Bei Peinlichkeiten denkt man an „Jerks“. Sie haben bei der Serie über die Freundschaft zwischen den Hauptdarstellern Christian Ulmen und Fahri Yardim nun zum vierten Mal zugeschlagen. Die Ideen, was man alles versemmeln kann, gehen Ihnen offenbar nicht aus.

2016 hat eine deutsche Produktionsfirma die Rechte am dänischen Vorbild „Klovn“ erworben. Elemente aus deren Erzählungen haben wir in der ersten Staffel fast komplett verbraten. Seit der zweiten Staffel stehen wir auf eigenen Erzählfüßen. Und solange Fahri und ich weiterhin jeden Morgen aufstehen und uns durch die Tage quälen, wird „Jerks“ weitergehen.

Die vierte Staffel "jerks" ab 26. August bei Joyn PLUS+. Mit Pheline Roggan, Fahri Yardim, Christian Ulmen, Emily Cox und Collien Ulmen-Fernandes.
Die vierte Staffel "jerks" ab 26. August bei Joyn PLUS+. Mit Pheline Roggan, Fahri Yardim, Christian Ulmen, Emily Cox und Collien Ulmen-Fernandes. © Joyn/Anatol Kotte

Das sind heftige Tage. Es geht darin um Masturbationskurse, Paartherapie, die Thematisierung von Sperma und dubiosen Sexual- oder Fäkalpraktiken. Thematisch und bildlich ist das schon auch starker Tobak.

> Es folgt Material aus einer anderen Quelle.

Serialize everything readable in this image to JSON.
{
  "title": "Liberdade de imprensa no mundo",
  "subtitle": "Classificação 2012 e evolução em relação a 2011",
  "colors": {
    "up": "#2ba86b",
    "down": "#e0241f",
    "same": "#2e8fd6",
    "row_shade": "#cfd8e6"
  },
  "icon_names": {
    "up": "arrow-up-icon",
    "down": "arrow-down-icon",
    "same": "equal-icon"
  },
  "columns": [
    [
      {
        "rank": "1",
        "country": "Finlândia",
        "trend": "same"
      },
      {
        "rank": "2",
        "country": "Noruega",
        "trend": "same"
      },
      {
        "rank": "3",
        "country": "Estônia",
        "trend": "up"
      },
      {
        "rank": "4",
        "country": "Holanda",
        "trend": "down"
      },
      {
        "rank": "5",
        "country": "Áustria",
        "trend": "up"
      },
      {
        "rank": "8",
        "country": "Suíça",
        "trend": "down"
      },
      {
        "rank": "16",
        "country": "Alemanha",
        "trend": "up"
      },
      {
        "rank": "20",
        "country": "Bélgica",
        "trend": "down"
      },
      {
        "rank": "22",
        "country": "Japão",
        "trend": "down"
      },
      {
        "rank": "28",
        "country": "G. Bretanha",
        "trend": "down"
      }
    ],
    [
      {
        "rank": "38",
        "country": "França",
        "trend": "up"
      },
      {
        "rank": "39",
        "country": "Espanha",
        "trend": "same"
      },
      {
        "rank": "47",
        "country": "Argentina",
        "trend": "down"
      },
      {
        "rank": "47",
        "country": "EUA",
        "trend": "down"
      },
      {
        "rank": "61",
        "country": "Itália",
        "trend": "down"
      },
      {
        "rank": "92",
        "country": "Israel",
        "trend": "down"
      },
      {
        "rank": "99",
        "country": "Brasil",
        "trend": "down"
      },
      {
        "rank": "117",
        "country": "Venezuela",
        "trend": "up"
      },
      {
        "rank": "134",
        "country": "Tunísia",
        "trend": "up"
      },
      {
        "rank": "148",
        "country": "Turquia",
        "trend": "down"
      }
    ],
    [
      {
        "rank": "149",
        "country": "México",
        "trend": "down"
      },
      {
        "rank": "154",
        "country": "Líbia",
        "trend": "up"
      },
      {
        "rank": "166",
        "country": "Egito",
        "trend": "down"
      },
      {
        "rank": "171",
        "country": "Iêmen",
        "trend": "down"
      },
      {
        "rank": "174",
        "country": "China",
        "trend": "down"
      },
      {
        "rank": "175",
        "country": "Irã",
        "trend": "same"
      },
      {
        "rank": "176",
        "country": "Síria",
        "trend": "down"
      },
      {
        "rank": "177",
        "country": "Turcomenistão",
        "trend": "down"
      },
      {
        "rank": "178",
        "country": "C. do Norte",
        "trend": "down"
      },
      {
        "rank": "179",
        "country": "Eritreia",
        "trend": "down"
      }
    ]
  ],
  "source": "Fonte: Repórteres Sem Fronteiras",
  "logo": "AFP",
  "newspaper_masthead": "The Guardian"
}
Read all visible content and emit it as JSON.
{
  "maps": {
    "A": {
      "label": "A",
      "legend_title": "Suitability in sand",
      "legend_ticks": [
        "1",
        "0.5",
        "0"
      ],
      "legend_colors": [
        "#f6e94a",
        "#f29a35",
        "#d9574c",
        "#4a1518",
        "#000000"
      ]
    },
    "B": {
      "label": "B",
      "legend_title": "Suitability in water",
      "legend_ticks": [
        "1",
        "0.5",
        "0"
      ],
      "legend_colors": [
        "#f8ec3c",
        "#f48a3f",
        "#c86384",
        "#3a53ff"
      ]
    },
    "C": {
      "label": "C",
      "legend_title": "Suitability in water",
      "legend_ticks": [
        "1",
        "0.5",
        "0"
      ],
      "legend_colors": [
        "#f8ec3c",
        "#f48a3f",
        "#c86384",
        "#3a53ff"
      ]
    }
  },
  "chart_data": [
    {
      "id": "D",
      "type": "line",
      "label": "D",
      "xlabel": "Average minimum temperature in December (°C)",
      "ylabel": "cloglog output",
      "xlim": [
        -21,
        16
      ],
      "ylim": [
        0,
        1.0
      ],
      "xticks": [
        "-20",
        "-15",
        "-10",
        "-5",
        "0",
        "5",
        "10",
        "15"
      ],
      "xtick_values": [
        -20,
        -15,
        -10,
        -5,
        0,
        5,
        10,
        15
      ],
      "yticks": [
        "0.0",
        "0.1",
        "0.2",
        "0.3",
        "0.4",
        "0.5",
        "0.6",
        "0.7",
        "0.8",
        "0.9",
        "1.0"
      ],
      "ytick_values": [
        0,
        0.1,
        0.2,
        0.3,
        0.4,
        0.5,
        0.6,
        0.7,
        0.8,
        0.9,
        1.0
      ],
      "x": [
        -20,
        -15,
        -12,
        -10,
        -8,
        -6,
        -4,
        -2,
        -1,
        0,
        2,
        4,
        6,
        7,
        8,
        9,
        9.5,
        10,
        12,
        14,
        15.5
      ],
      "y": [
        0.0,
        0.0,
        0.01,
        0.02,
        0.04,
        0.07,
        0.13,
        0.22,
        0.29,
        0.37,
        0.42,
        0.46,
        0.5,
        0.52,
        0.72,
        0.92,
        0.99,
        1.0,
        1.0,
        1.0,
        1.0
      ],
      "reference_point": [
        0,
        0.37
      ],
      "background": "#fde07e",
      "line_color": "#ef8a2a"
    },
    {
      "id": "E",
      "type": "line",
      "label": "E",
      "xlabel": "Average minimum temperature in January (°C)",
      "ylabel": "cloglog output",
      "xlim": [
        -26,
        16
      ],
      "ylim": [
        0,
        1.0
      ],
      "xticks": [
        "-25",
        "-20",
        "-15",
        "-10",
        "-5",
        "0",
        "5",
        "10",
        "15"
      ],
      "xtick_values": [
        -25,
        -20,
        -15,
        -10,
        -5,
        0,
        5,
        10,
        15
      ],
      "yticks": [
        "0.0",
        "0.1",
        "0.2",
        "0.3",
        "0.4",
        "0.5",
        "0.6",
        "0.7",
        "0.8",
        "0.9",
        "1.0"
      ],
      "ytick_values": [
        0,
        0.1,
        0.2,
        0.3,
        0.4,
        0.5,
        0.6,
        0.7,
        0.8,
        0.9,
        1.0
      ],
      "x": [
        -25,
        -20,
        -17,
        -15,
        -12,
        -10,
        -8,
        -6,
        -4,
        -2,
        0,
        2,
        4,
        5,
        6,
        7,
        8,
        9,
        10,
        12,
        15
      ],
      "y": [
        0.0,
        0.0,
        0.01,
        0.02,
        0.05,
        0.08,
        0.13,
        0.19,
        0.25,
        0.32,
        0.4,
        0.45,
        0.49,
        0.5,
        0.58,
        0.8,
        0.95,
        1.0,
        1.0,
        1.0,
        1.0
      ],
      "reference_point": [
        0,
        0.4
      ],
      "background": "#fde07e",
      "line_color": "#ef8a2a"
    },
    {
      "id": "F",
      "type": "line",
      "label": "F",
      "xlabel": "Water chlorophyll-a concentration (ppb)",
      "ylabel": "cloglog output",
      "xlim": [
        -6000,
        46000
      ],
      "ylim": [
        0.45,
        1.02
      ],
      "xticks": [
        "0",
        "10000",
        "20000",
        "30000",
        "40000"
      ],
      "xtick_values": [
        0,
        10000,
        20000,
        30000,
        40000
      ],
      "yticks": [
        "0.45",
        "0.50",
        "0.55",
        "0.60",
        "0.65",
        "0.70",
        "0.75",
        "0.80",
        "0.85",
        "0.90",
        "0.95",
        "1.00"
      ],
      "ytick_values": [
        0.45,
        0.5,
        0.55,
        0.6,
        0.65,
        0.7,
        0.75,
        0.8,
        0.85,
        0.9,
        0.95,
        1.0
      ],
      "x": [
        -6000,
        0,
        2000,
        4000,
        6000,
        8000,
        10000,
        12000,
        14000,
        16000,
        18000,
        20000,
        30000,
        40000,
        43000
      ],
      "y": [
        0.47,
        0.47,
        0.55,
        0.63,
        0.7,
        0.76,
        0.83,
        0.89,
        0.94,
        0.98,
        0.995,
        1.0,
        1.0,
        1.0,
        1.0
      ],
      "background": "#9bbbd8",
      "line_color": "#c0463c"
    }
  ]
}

„Jerks“ findet unter der Aufgabenstellung statt, die Geschichten zu erzählen, die man erst mal nicht erzählen würde, wenn man sich mit Freunden beim Stehempfang trifft. Die Erfahrungen, die wir mit uns allein ausmachen, für die wir uns vielleicht schämen. Und worüber wir nicht gerne sprechen, hat oft mit Intimität, Sexualität und Scheitern zu tun. Davon wollen wir erzählen. Und unsere Hoffnung ist, dass man dabei als Zuschauer denkt: Ah, ich bin ja gar nicht so allein.

Die Serie als Gesprächspartner für all die Gespräche, die man sonst nie führt.

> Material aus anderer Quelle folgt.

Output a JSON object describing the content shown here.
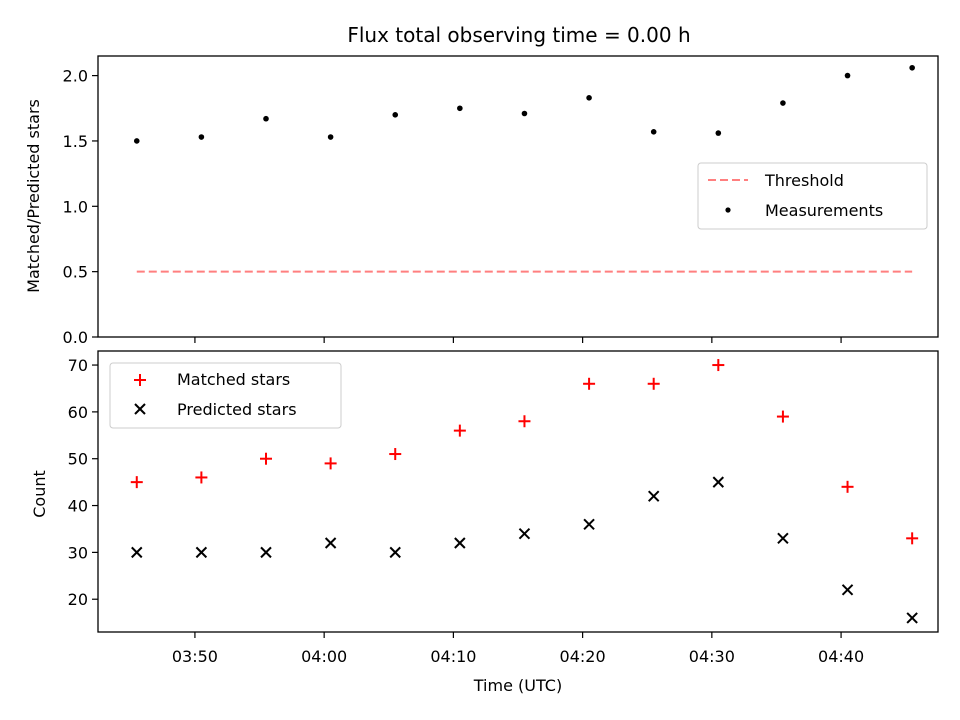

Genau. Weil sie auf Ebenen stattfinden, die viele als Tabu empfinden. Es geht nicht um Körperausscheidungen als Pointe.

Das Schauspielerpaar Christian Ulmen und Collien Ulmen-Fernandes.
Das Schauspielerpaar Christian Ulmen und Collien Ulmen-Fernandes. © Sven Hoppe/dpa

Wenn ich drei, vier Folgen „Jerks“ am Stück schaue, bekomme ich aber schon manchmal das Gefühl: Der Ulmen ist von diesen Sex-und-Fäkalthemen besessen. Schon wieder ein nackter Hintern, wieder Menschenkot im Katzenklo oder anderswo. Ist das nicht doch – postpubertär?

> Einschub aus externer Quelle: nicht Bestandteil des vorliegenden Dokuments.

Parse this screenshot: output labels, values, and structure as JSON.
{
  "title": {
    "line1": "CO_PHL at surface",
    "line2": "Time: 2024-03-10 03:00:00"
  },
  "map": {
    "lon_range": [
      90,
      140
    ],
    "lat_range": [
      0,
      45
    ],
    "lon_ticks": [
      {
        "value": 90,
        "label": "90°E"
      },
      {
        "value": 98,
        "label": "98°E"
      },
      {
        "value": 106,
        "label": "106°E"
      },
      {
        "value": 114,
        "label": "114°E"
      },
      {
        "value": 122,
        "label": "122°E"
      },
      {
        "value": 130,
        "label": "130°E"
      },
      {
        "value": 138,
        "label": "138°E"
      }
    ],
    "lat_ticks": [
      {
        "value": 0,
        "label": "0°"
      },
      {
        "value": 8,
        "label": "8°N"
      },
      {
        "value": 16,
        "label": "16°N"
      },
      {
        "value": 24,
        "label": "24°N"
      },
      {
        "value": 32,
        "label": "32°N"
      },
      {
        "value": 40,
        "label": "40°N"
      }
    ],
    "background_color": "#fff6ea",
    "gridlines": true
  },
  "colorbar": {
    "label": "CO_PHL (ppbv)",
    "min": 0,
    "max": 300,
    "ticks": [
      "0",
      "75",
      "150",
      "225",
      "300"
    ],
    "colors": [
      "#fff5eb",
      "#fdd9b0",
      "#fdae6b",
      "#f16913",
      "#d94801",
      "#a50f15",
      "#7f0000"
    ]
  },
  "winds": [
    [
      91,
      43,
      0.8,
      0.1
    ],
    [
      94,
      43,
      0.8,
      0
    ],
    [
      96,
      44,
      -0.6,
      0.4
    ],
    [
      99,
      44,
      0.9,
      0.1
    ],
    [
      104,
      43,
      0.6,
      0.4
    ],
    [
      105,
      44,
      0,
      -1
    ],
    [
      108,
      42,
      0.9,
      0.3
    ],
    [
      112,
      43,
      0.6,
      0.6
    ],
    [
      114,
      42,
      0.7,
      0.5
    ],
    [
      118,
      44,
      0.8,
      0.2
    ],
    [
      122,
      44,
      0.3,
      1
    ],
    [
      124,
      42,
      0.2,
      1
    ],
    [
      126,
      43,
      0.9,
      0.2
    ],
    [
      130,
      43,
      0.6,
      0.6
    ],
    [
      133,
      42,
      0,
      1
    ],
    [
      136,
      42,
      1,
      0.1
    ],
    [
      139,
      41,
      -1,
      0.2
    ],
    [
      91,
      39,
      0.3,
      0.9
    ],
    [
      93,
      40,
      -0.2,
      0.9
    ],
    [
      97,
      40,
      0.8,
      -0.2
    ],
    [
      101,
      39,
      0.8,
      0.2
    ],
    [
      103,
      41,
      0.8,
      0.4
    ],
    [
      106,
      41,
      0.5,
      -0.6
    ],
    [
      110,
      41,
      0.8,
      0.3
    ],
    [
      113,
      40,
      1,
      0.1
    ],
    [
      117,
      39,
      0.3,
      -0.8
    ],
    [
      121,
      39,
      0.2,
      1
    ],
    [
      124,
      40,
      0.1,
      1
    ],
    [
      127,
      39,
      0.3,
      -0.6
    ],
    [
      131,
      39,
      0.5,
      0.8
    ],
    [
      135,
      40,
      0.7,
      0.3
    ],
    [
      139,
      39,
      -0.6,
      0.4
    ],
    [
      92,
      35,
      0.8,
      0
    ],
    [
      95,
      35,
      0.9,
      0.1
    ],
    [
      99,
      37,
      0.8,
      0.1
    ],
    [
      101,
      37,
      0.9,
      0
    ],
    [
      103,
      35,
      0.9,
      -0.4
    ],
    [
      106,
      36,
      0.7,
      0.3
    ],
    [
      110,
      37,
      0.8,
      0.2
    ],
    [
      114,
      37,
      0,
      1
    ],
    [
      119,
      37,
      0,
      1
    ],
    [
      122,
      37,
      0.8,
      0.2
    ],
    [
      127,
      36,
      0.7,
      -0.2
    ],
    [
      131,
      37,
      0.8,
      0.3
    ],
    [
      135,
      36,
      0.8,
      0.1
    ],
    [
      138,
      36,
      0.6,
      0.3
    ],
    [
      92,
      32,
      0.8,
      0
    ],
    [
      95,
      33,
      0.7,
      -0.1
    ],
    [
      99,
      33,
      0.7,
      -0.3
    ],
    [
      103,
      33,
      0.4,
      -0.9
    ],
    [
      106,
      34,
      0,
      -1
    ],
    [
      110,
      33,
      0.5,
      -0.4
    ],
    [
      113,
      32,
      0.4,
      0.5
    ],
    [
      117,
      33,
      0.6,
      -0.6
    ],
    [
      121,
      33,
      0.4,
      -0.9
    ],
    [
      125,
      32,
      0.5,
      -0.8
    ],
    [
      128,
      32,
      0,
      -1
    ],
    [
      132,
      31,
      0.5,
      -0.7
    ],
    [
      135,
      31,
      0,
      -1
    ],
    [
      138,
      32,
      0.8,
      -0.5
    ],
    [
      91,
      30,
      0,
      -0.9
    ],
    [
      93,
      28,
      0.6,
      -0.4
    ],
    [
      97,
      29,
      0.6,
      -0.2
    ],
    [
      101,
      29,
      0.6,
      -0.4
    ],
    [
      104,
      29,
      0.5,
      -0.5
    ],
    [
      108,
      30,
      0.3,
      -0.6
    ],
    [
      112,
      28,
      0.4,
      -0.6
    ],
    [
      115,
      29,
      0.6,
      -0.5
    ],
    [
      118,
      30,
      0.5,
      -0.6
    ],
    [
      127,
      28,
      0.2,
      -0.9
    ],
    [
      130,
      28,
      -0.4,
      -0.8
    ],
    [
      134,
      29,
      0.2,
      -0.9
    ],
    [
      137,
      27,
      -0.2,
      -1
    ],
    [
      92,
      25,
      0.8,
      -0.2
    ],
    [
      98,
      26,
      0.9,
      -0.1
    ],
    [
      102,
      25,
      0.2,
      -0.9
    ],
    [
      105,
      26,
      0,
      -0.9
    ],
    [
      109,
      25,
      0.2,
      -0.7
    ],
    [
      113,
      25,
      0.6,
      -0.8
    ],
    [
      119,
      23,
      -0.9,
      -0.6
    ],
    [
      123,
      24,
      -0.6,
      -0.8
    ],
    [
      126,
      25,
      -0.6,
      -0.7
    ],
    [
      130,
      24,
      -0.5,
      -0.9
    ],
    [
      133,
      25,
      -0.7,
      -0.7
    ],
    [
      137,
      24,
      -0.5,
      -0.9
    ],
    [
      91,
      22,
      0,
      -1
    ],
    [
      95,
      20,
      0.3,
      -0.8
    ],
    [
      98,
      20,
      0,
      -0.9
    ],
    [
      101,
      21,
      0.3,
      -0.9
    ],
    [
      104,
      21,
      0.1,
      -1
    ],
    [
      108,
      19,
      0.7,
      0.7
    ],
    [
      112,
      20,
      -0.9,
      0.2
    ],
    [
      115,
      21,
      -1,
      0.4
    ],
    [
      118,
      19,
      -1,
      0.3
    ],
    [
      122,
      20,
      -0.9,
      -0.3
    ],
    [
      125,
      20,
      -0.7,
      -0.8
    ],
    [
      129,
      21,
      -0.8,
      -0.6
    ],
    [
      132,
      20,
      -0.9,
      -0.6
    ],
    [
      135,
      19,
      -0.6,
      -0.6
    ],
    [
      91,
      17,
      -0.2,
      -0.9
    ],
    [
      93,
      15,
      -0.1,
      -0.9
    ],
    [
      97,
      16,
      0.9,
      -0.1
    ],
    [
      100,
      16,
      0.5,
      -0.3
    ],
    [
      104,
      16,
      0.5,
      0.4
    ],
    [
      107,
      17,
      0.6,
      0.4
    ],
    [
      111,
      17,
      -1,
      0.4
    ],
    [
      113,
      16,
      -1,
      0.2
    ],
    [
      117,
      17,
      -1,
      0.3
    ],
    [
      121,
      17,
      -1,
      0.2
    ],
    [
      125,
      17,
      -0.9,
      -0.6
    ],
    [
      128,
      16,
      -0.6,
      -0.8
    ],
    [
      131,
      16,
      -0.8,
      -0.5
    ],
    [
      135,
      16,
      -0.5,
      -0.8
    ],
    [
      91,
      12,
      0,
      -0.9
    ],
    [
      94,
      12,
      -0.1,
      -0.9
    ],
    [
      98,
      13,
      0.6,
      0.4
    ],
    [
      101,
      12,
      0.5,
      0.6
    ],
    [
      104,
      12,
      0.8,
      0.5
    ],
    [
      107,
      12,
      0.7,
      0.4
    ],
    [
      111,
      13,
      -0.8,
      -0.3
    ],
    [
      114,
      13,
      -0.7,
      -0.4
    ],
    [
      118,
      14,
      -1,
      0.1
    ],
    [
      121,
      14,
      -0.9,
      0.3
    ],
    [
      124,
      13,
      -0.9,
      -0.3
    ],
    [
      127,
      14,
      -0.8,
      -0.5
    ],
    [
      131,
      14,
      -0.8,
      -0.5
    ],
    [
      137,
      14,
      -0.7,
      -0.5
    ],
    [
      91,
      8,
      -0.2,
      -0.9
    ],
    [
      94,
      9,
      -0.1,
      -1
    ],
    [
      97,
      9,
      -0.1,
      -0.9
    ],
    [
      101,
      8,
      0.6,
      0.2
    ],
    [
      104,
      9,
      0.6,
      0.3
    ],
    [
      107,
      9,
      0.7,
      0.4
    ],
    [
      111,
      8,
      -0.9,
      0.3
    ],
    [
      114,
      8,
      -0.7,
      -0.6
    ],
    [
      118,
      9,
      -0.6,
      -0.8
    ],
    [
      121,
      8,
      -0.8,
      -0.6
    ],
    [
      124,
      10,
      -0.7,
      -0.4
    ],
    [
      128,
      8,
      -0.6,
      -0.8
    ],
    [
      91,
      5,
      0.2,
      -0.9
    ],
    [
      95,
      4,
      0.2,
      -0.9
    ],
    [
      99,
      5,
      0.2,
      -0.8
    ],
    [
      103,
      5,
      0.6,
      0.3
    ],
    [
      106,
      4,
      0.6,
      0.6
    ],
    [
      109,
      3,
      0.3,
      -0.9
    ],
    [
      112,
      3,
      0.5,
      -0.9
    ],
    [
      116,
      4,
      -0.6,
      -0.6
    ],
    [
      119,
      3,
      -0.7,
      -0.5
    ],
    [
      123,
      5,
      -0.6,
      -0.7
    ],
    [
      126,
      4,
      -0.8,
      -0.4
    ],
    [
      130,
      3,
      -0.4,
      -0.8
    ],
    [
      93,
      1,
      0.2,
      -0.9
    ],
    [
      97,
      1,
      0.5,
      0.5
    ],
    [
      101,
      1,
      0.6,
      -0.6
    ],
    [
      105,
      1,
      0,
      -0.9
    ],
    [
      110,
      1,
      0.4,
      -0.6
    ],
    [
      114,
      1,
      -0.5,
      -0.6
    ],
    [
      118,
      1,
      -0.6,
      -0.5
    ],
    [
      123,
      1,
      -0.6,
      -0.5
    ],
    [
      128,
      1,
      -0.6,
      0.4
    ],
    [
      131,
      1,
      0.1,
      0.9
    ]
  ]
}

(lacht) Diese Herunterbrechung unserer schönen Serie erinnert mich an den Deutschlehrer, der unseren geliebten Pop-Sender als „Dudelfunk“ bezeichnet hat, oder an meine Tante, die glaubte, Hip-Hop sei ein Synonym für Prostitution und Rauschmittel. Beides verkennt, worum es eigentlich geht. Ich finde es dünkelhaft, wenn etwas reflexartig das Urteil „postpubertär“ erfährt, nur weil Stuhlgang oder Sperma darin vorkommen. Zumal es sich hier um Randnotizen handelt. Im Kern geht es immer ums Irrlichtern und die eigene Scham.

Gibt es unterhalb der Gürtellinie Schmerzgrenzen, wo Sie nicht weiter gehen?

(überlegt länger) Ich sehe diese Gürtellinien-Grenze gar nicht. Wofür ist die da? Man kann über die Folgen einer Durchfallerkrankung genauso geistreich erzählen wie über eine Nudel im Gesicht von Loriot. Es ist nicht etwas automatisch niveaulos oder pubertär, weil es von Themen handelt, die sich eklig oder unaussprechlich anfühlen. Und es gibt auch keine Obsession damit, sondern immer nur die Frage: Welche Geschichte hast du dich bisher nicht zu erzählen getraut, weil sie dir so peinlich ist?

Von Schauspielern hört man immer dieses „Ich liebe es, in andere Welten einzutauchen, ein anderer zu sein“. Die „Christian, Fahri, Emily, Collien“, die Namen der Protagonisten in „Jerks“, sind die Namen der Schauspieler. Da erübrigt sich die nervige Frage nach biografischem Hintergrund.

Das ist natürlich gewollt, als großer Fan der Serie „Fargo“, mit dieser Tafel am Anfang: „Die geschilderten Ereignisse basieren auf der Wirklichkeit.“ Das entfaltet einen Sog, weil ich dieser Behauptung auf den Leim gehe. Schon bist du entrückt. Das ist ein Kniff, mit dem „Fargo“ seine Wirkung verstärkt. Den haben wir uns geklaut. Aber es stimmt natürlich in Teilen, dass uns das alles wirklich passiert ist. Wenngleich ein bisschen überhöht erzählt.

Sehen so glückliche Freunde aus? Fahri (l.) und Christian.
Sehen so glückliche Freunde aus? Fahri (l.) und Christian. © © Joyn/ProSieben/André Kowalsk

Wie viel von Christian Ulmen steckt in „Christian“ bei „Jerks“?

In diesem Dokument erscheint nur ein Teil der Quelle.